Sem maioria absoluta, José Sócrates terá que ser, de facto, um novo primeiro-ministro. Nas suas declarações de ontem, afiançou-nos do seu interesse no diálogo com os partidos da oposição e à SIC declarou que sendo o governo do PS, tem o dever de cumprir o programa partidário apresentado aos eleitores. Eis o equívoco que não pode deixar de ser sublinhado.
Sócrates parece algo surpreendido pela recusa de coligações ou compromissos por parte de qualquer uma das outras formações com assento em S. Bento. Não sabemos o que terá proposto aos seus quatro interlocutores, nem isso interessa de sobremaneira à opinião pública, mais preocupada com as dificuldades do quotidiano. Pelas declarações do primeiro-ministro, parece ter assim início aquilo que todos previam, no caso de um governo minoritário.
A atribuição do ónus da ingovernabilidade à oposição, segue os parâmetros há um quarto de século gizados pelo então primeiro-ministro Cavaco Silva e que em crescendo de crispação, conduziria a eleições antecipadas que proporcionaram o almejado absolutismo parlamentar.
Hoje, a situação é bem diferente e ninguém consegue esconder a calada semi-desilusão que a entrada de Portugal na então CEE hoje significa, com o seu cortejo de falências, liquidação de sectores produtivos tradicionais, perda de oportunidades para um prometido desenvolvimento e pior que tudo, a clara ameaça de desaparecimento do país como Estado formalmente independente.
A verdade é que o novo governo não ostenta a necessária legitimidade para tentar fazer aplicar integralmente o chamado "Programa Eleitoral de Governo do PS". Perdeu quase 10% dos eleitores, dezenas de deputados e a confiança no que respeita às decisões que afectarão a vida das próximas gerações. O que J.S. deve compreender, é que mais que a arrogância e a intratabilidade, o eleitorado puniu a opção por projectos cuja valia ou interesse nacional, não são discerníveis pela maioria dos portugueses, avessos a qualquer tipo de aventureirismo.
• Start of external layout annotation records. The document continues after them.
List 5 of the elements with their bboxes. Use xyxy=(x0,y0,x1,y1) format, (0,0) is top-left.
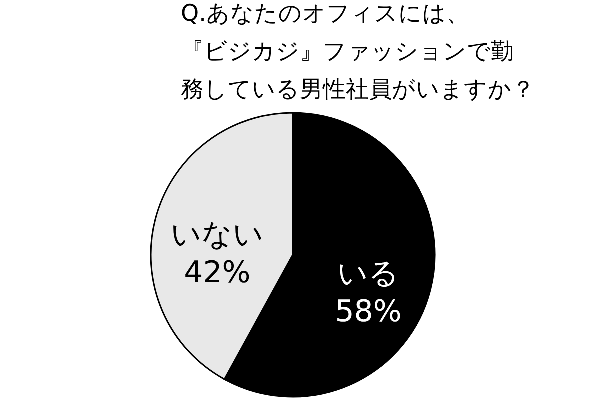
data-label: 58% xyxy=(335,294,402,330)
chart-title: Q.あなたのオフィスには、『ビジカジ』ファッションで勤務している男性社員がいますか？ xyxy=(181,1,535,103)
slice-label: いない xyxy=(170,218,264,253)
data-label: 42% xyxy=(184,256,251,291)
slice-label: いる xyxy=(338,256,400,292)
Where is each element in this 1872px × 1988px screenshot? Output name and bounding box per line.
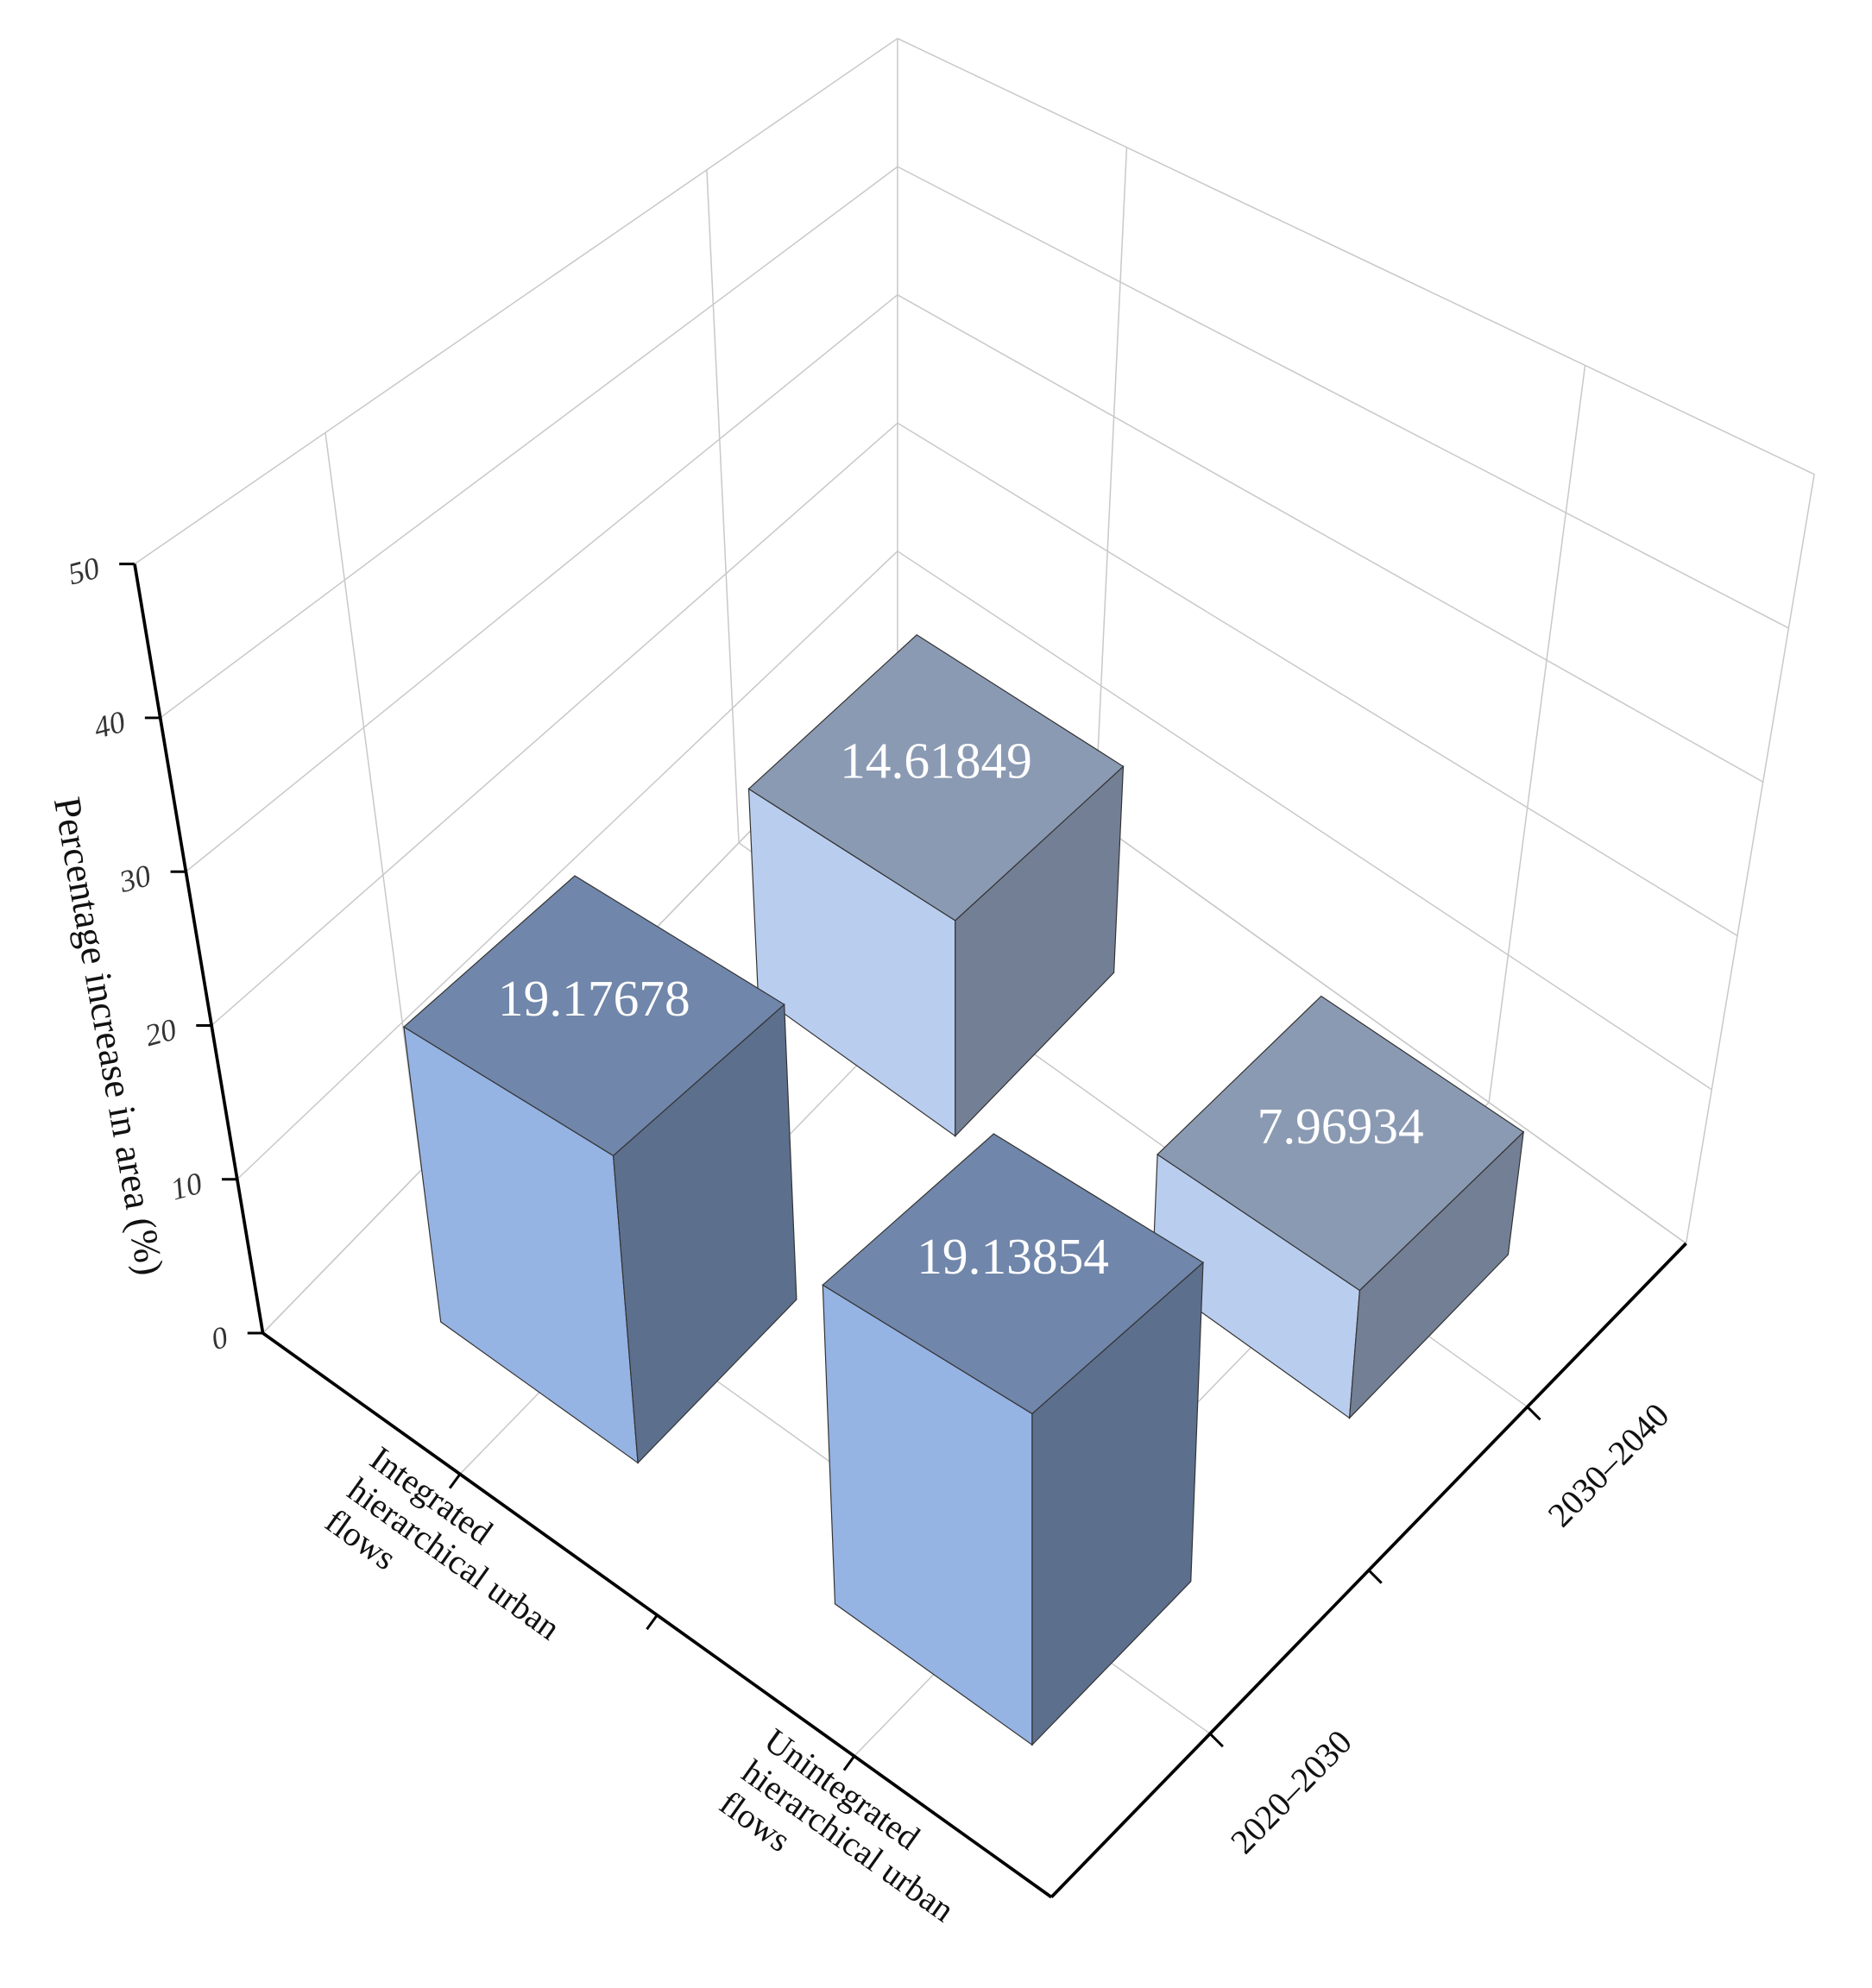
value-label: 19.17678	[498, 970, 690, 1027]
grid-line	[160, 166, 898, 719]
z-axis	[133, 563, 265, 1334]
wall-edge	[1685, 474, 1815, 1244]
grid-line	[211, 422, 898, 1027]
grid-line	[897, 550, 1712, 1091]
grid-line	[897, 166, 1789, 629]
category-tick	[448, 1473, 462, 1489]
series-tick	[1367, 1569, 1383, 1584]
wall-grid-line	[325, 432, 423, 1170]
category-tick	[646, 1614, 659, 1631]
grid-line	[134, 37, 898, 565]
bar-face-top	[822, 1133, 1204, 1415]
bar-face-top	[402, 875, 785, 1157]
bar-face-top	[1157, 995, 1525, 1292]
grid-line	[897, 37, 1815, 475]
wall-grid-line	[1094, 147, 1128, 821]
series-tick	[1208, 1733, 1224, 1748]
grid-line	[897, 422, 1738, 937]
grid-line	[236, 550, 898, 1180]
grid-line	[185, 294, 898, 872]
category-axis	[262, 1331, 1053, 1899]
value-label: 7.96934	[1257, 1098, 1424, 1154]
wall-grid-line	[1488, 365, 1586, 1103]
series-tick	[1526, 1406, 1541, 1421]
wall-grid-line	[706, 169, 740, 843]
category-tick	[842, 1755, 855, 1771]
grid-line	[897, 294, 1764, 783]
value-label: 19.13854	[917, 1228, 1109, 1285]
value-label: 14.61849	[840, 732, 1032, 789]
bar-face-top	[747, 634, 1125, 922]
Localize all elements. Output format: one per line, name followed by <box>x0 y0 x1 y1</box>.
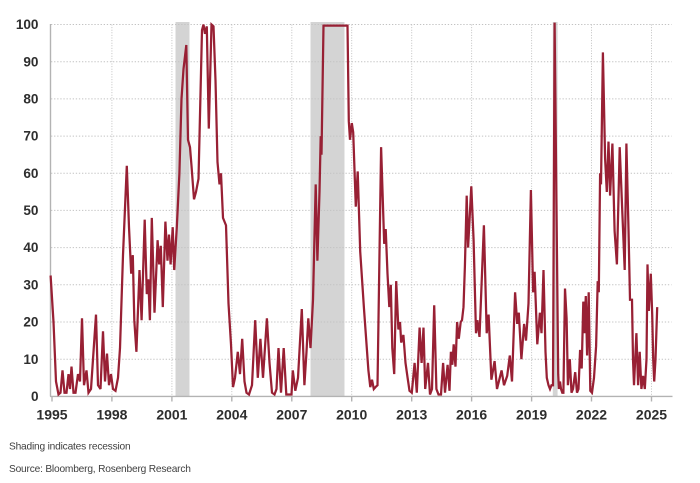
svg-text:2013: 2013 <box>396 407 427 423</box>
svg-text:Shading indicates recession: Shading indicates recession <box>9 441 130 452</box>
svg-text:1995: 1995 <box>36 407 67 423</box>
svg-text:1998: 1998 <box>96 407 127 423</box>
svg-text:2001: 2001 <box>156 407 187 423</box>
svg-text:2004: 2004 <box>216 407 247 423</box>
svg-text:80: 80 <box>23 92 38 107</box>
svg-text:0: 0 <box>31 389 39 404</box>
svg-text:10: 10 <box>23 352 38 367</box>
svg-text:2022: 2022 <box>576 407 607 423</box>
svg-text:2010: 2010 <box>336 407 367 423</box>
svg-text:100: 100 <box>16 17 39 32</box>
svg-text:Source: Bloomberg, Rosenberg R: Source: Bloomberg, Rosenberg Research <box>9 464 191 475</box>
svg-text:40: 40 <box>23 240 38 255</box>
svg-text:20: 20 <box>23 315 38 330</box>
svg-text:2025: 2025 <box>636 407 667 423</box>
svg-text:30: 30 <box>23 277 38 292</box>
svg-text:2016: 2016 <box>456 407 487 423</box>
svg-text:90: 90 <box>23 54 38 69</box>
svg-text:60: 60 <box>23 166 38 181</box>
svg-text:70: 70 <box>23 129 38 144</box>
svg-text:50: 50 <box>23 203 38 218</box>
svg-text:2019: 2019 <box>516 407 547 423</box>
svg-text:2007: 2007 <box>276 407 307 423</box>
Resta-lhe a construção de pontes com os seus adversários, obtendo os consensos que a moderação e o bom senso exigem.
O PSD não quis acatar o programa do PS, nisto sendo seguido pelo CDS, BE e PC, confirmando-se assim aquilo que todos esperavam da oposição: a não assinatura do aval que permita loucuras a grande velocidade, negociatas turvas e alienadoras do património público, aeroportos semi-desertos ou tríplices auto-estradas destinadas à "dinamização" de negócios de companheiros de viagem.
Um governo minoritário – como o povo quis de forma muita clara -, é um executivo destinado a obter plataformas de entendimento e os compromissos necessários ao bem estar geral. Não pode vingar uma vez mais o ilusionismo da vitimização. A competência de quem tem também o dever de fazer uma oposição responsável, verificar-se-á na capacidade de demonstrar até onde vão as boas intenções do diálogo, ou pelo contrário, os esquemas da reserva mental.